Despite being a land-scarce country with little agriculture, our city has recently witnessed a rise in bartenders turning to our environment for ingredients and inspiration.
This wave is known as locavorism, a now-canonical term that connotes sourcing for ingredients as locally as possible. Once purely the domain of acclaimed kitchens, locavorism has since trickled into cocktail bars. Our neighbours in Bali, Vietnam and other Southeast Asian countries have helped to shape the bandwagon, and Singapore too has inched its way into the pie to showcase how our “Garden City” moniker pulls weight.
From foraging to urban farms
Foraging is a common way to harvest from the land, though it is by no means a recent trend. Native, a bar on Amoy Street, is practically synonymous with the act. Since its opening last year, the bar and its head bartender, Vijay Mudaliar, have demonstrated how pockets of untouched land in Singapore thrive with ingredients that can add flair to cocktails, and that consumers welcome such localised touches. Its rank as 47 on the World’s 50 Best Bars 2017 list is affirmation enough.
“The whole idea for Native was to source closer to home. Singaporeans are not even sure of what grows in our own land. We move so quickly that we forget our past and [agricultural] traditions. [Using] what grows around us gives people an idea of how we can connect to our environment again,” said Mudaliar during a presentation he gave in May as part of #50BestTalks, a symposium organised by the Asia’s 50 Best Bars committee.
What Mudaliar can discover from our minuscule pockets of wilderness read like a grocery list. Starfruit, mini cucumbers, jackfruit, pink jasmine, durian, wild sorrel and bilimbi (a sour sibling to the starfruit) just scrape the surface of what he finds, and these eventually make their way into Native’s cocktails.
Over at the one Michelin-starred Nouri, beverage director Matthew Chan also integrates chiku, bilimbi, ivy gourd and betel leaves, as well as ginger flower scoured from the Amoy Street terrain into off-menu cocktails. With the bar’s fondness for telling stories through their creations, Chan believes that the use of such produce gives patrons a newfound appreciation for our land.
Into the wild is not the only path for bartenders to venture through in order to embrace locavorism. Homegrown farms are now viable producers of herbs and garnishes that bars like Hrvst (pronounced “harvest”) opt to source from.
Hrvst has designed its vegan cocktail programme around botanicals like rosemary, pandan leaf, edible flowers and more from Citizen Farm in Queenstown. To bartender Caeden Wong, sourcing for ingredients from resident urban farms preserves our Singaporean roots amidst our Westernised cocktail culture, even as the bar industry rushes forward.

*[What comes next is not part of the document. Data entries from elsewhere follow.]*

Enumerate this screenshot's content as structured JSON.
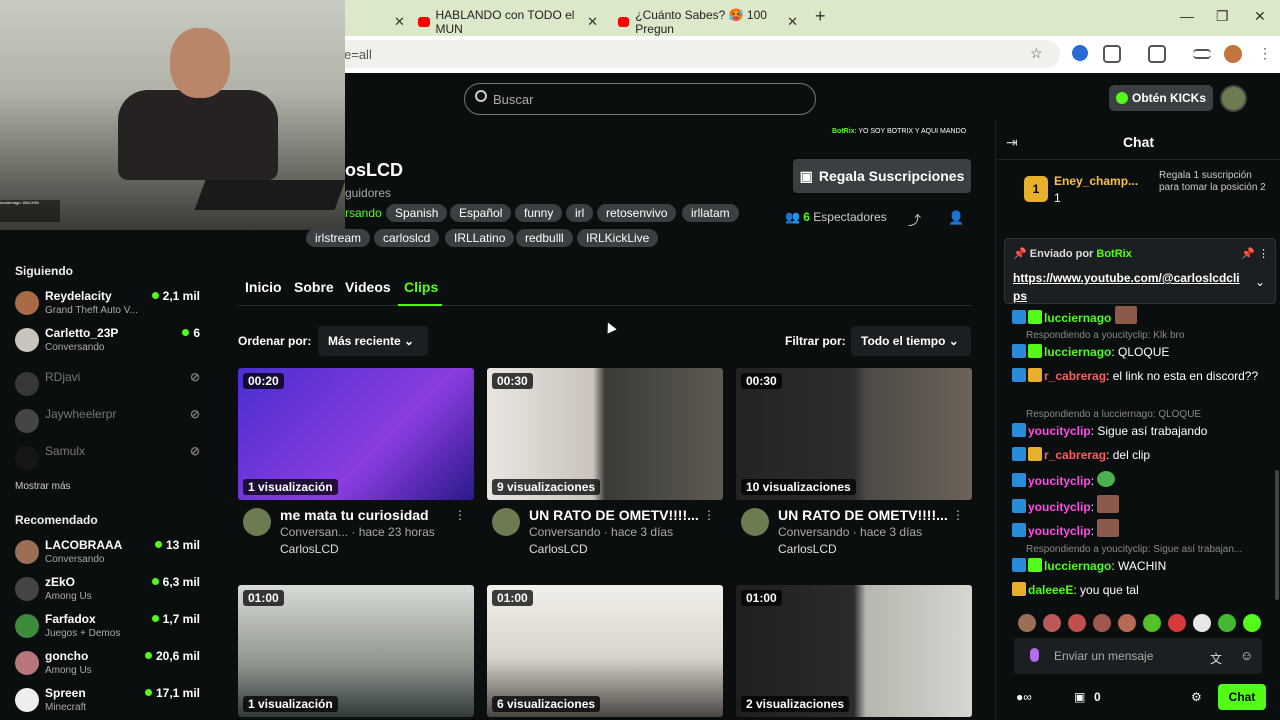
{
  "browser": {
    "tabs": [
      {
        "title": "HABLANDO con TODO el MUN"
      },
      {
        "title": "¿Cuánto Sabes? 🥵 100 Pregun"
      }
    ],
    "address_fragment": "e=all",
    "new_tab": "+",
    "window_controls": [
      "—",
      "❐",
      "✕"
    ]
  },
  "header": {
    "search_placeholder": "Buscar",
    "kicks_button": "Obtén KICKs"
  },
  "webcam": {
    "overlay_text": "lucciernago: WACHIN"
  },
  "sidebar": {
    "following_title": "Siguiendo",
    "following": [
      {
        "name": "Reydelacity",
        "sub": "Grand Theft Auto V...",
        "viewers": "2,1 mil",
        "live": true,
        "color": "#a86b46"
      },
      {
        "name": "Carletto_23P",
        "sub": "Conversando",
        "viewers": "6",
        "live": true,
        "color": "#c9c4bb"
      },
      {
        "name": "RDjavi",
        "sub": "",
        "viewers": "⊘",
        "live": false,
        "color": "#777"
      },
      {
        "name": "Jaywheelerpr",
        "sub": "",
        "viewers": "⊘",
        "live": false,
        "color": "#999"
      },
      {
        "name": "Samulx",
        "sub": "",
        "viewers": "⊘",
        "live": false,
        "color": "#222"
      }
    ],
    "show_more": "Mostrar más",
    "recommended_title": "Recomendado",
    "recommended": [
      {
        "name": "LACOBRAAA",
        "sub": "Conversando",
        "viewers": "13 mil",
        "color": "#9a6f55"
      },
      {
        "name": "zEkO",
        "sub": "Among Us",
        "viewers": "6,3 mil",
        "color": "#444"
      },
      {
        "name": "Farfadox",
        "sub": "Juegos + Demos",
        "viewers": "1,7 mil",
        "color": "#3d8a3a"
      },
      {
        "name": "goncho",
        "sub": "Among Us",
        "viewers": "20,6 mil",
        "color": "#b8757a"
      },
      {
        "name": "Spreen",
        "sub": "Minecraft",
        "viewers": "17,1 mil",
        "color": "#eee"
      }
    ]
  },
  "channel": {
    "banner_user": "BotRix",
    "banner_text": ": YO SOY BOTRIX Y AQUI MANDO",
    "name": "osLCD",
    "followers": "guidores",
    "category": "rsando",
    "tags": [
      "Spanish",
      "Español",
      "funny",
      "irl",
      "retosenvivo",
      "irllatam",
      "irlstream",
      "carloslcd",
      "IRLLatino",
      "redbulll",
      "IRLKickLive"
    ],
    "gift_button": "Regala Suscripciones",
    "viewers_count": "6",
    "viewers_label": " Espectadores"
  },
  "tabs": [
    {
      "label": "Inicio"
    },
    {
      "label": "Sobre"
    },
    {
      "label": "Videos"
    },
    {
      "label": "Clips"
    }
  ],
  "controls": {
    "sort_label": "Ordenar por:",
    "sort_value": "Más reciente",
    "filter_label": "Filtrar por:",
    "filter_value": "Todo el tiempo"
  },
  "clips": [
    {
      "duration": "00:20",
      "views": "1 visualización",
      "title": "me mata tu curiosidad",
      "meta": "Conversan... · hace 23 horas",
      "author": "CarlosLCD",
      "bg": "linear-gradient(135deg,#4b2ed1,#8b3de0 60%,#2a1a8a)"
    },
    {
      "duration": "00:30",
      "views": "9 visualizaciones",
      "title": "UN RATO DE OMETV!!!!...",
      "meta": "Conversando · hace 3 días",
      "author": "CarlosLCD",
      "bg": "linear-gradient(90deg,#e9e6e1 0%,#c9c3bb 45%,#3b3a36 50%,#5d5a52 100%)"
    },
    {
      "duration": "00:30",
      "views": "10 visualizaciones",
      "title": "UN RATO DE OMETV!!!!...",
      "meta": "Conversando · hace 3 días",
      "author": "CarlosLCD",
      "bg": "linear-gradient(90deg,#232323 0%,#2d2d2d 50%,#4e4a45 55%,#6c6259 100%)"
    },
    {
      "duration": "01:00",
      "views": "1 visualización",
      "title": "",
      "meta": "",
      "author": "",
      "bg": "linear-gradient(180deg,#d8dcd6,#8f948c 60%,#2f3a3a)"
    },
    {
      "duration": "01:00",
      "views": "6 visualizaciones",
      "title": "",
      "meta": "",
      "author": "",
      "bg": "linear-gradient(180deg,#f1efe9,#d8d5cc 55%,#4a4541)"
    },
    {
      "duration": "01:00",
      "views": "2 visualizaciones",
      "title": "",
      "meta": "",
      "author": "",
      "bg": "linear-gradient(90deg,#1f1f1f 0%,#2b2b2b 50%,#b6b5ae 55%,#d7d6d0 100%)"
    }
  ],
  "chat": {
    "title": "Chat",
    "gifter_name": "Eney_champ...",
    "gifter_count": "1",
    "gifter_rank": "1",
    "gifter_text": "Regala 1 suscripción para tomar la posición 2",
    "pinned_by": "Enviado por",
    "pinned_user": "BotRix",
    "pinned_link": "https://www.youtube.com/@carloslcdclips",
    "messages": [
      {
        "user": "lucciernago",
        "text": "",
        "color": "green",
        "reply": ""
      },
      {
        "user": "lucciernago",
        "text": ": QLOQUE",
        "color": "green",
        "reply": "Respondiendo a youcityclip: Klk bro"
      },
      {
        "user": "r_cabrerag",
        "text": ": el link no esta en discord??",
        "color": "red",
        "reply": ""
      },
      {
        "user": "youcityclip",
        "text": ": Sigue así trabajando",
        "color": "mag",
        "reply": "Respondiendo a lucciernago: QLOQUE"
      },
      {
        "user": "r_cabrerag",
        "text": ": del clip",
        "color": "red",
        "reply": ""
      },
      {
        "user": "youcityclip",
        "text": ":",
        "color": "mag",
        "reply": ""
      },
      {
        "user": "youcityclip",
        "text": ":",
        "color": "mag",
        "reply": ""
      },
      {
        "user": "youcityclip",
        "text": ":",
        "color": "mag",
        "reply": ""
      },
      {
        "user": "lucciernago",
        "text": ": WACHIN",
        "color": "green",
        "reply": "Respondiendo a youcityclip: Sigue así trabajan..."
      },
      {
        "user": "daleeeE",
        "text": ": you que tal",
        "color": "gold",
        "reply": ""
      }
    ],
    "input_placeholder": "Enviar un mensaje",
    "points": "0",
    "send_button": "Chat"
  }
}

Public perception as a roadblock
At its core, locavorism is romantic. It permits consumers to look at their homeland through a renewed lens, and for foragers and farmers to satisfy a primitive need to excavate promise from the soil around them. But in Singapore, where agriculture is not a national driving force, our reliance on overseas produce has hardwired most of the general population to believe that local is never as good.
Chan and Wong both believe that public perception is still a barrier that bartenders need to overcome when highlighting native ingredients, even amidst the recent lobby to support local (a phrase that even has its own hashtag).

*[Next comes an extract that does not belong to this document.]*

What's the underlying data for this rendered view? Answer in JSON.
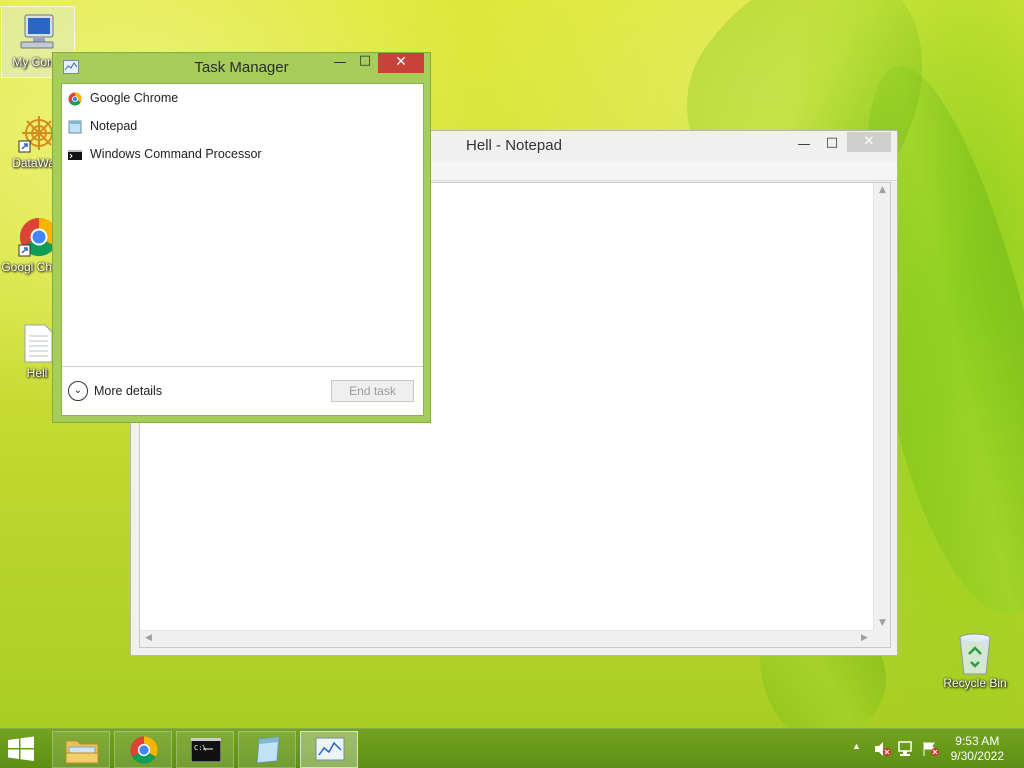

“You don’t see the same disdain towards Japanese goods. People think that because something is Japanese, it must be fantastic because of the inherent level of perfection and craft that their industry maintains. When we use Singaporean ingredients at our bar, we know it is good, but some customers find that difficult to comprehend. It is true that there are some things other countries do better, but there are quality ingredients from our country that can’t be secured anywhere else too,” said Chan.
Though the struggle to surmount this prejudice exists, the fact that bars like Native, Nouri and Hrvst can successfully execute menus with a Singaporean thumbprint shows that the locavore movement has the potential to take root, even explode in our cocktail landscape, because local can be better than what the shores beyond have to offer.